Uranium-shmanium! Apparenty Turkish officials included the weight of the lead container in the supposed 34.6 pounds of uranium seized from two guys in a taxi. It is now believed to be 3 ounces, and they're not really sure what it is. Thanks to CNN for once again reporting nothing as something. Makes me proud of my unflagging skepticism, although I apologize to my readers for bringing this non-issue to your attention.
Making a deal with the Russians: See this Jeff Danziger cartoon.

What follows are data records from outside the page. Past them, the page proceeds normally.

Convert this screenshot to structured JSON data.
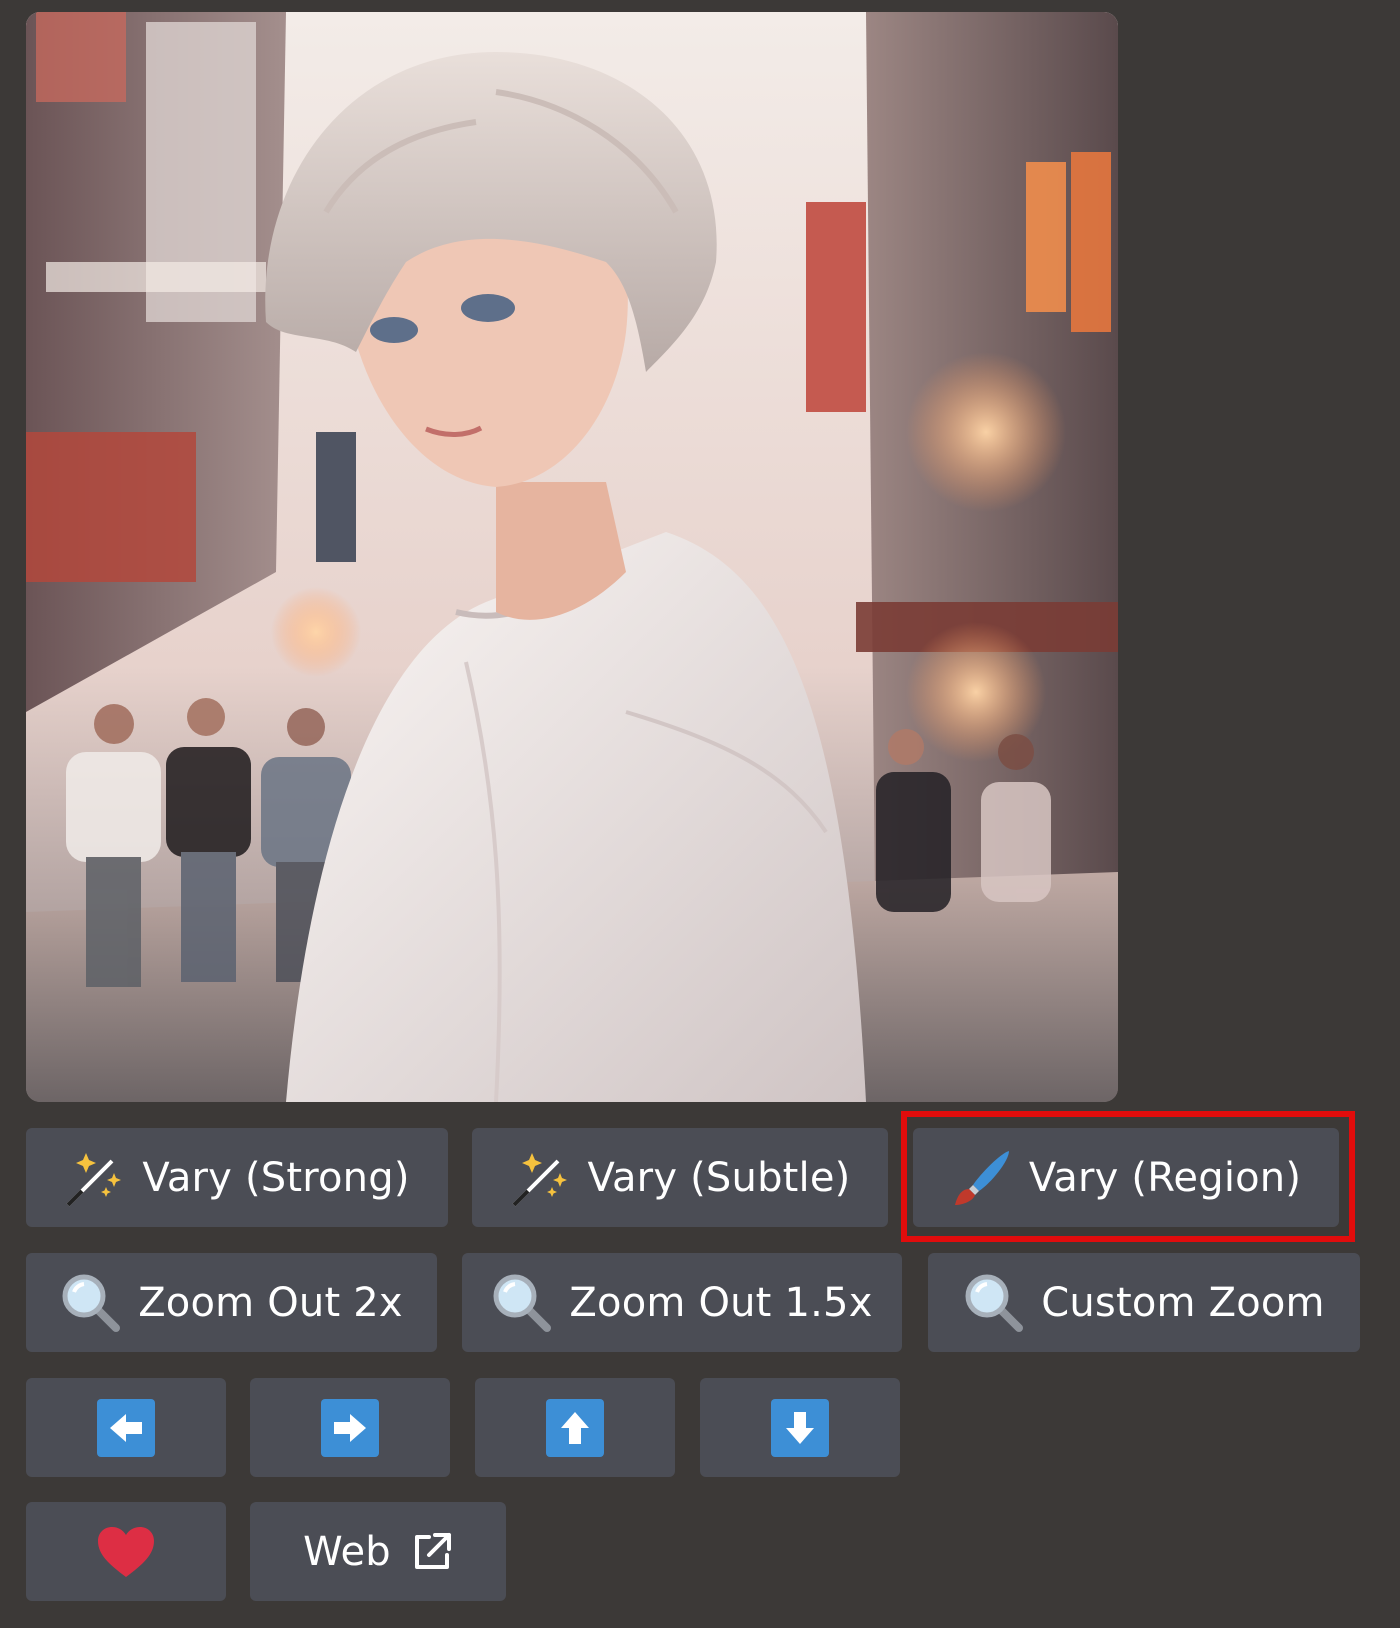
{
  "image": {
    "alt": "anime portrait: silver-haired young man in white shirt on a sunlit city street"
  },
  "buttons": {
    "vary_strong": "Vary (Strong)",
    "vary_subtle": "Vary (Subtle)",
    "vary_region": "Vary (Region)",
    "zoom_out_2x": "Zoom Out 2x",
    "zoom_out_1_5x": "Zoom Out 1.5x",
    "custom_zoom": "Custom Zoom",
    "web": "Web"
  },
  "icons": {
    "vary_strong": "magic-wand-icon",
    "vary_subtle": "magic-wand-icon",
    "vary_region": "paintbrush-icon",
    "zoom": "magnifier-icon",
    "pan_left": "arrow-left-icon",
    "pan_right": "arrow-right-icon",
    "pan_up": "arrow-up-icon",
    "pan_down": "arrow-down-icon",
    "favorite": "heart-icon",
    "web": "external-link-icon"
  },
  "colors": {
    "background": "#3c3937",
    "button": "#4b4d55",
    "highlight": "#e10c0c",
    "arrow_tile": "#3d8fd6",
    "heart": "#dd2e44"
  }
}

Speaking of the administration, [Rep. of Washington State Jim] McDermott said, "I believe that sometimes they give out misinformation." Then he added: "It would not surprise me if they came up with some information that is not provable, and they've shifted. First they said it was Al Qaeda, then they said it was weapons of mass destruction. Now they're going back and saying it's Al Qaeda again." When pressed for evidence about whether President Bush had lied, Mr. McDermott said, "I think the president would mislead the American people." But he said he believed that inspections of Iraq's weapons programs could be worked out. -- from the NY Times.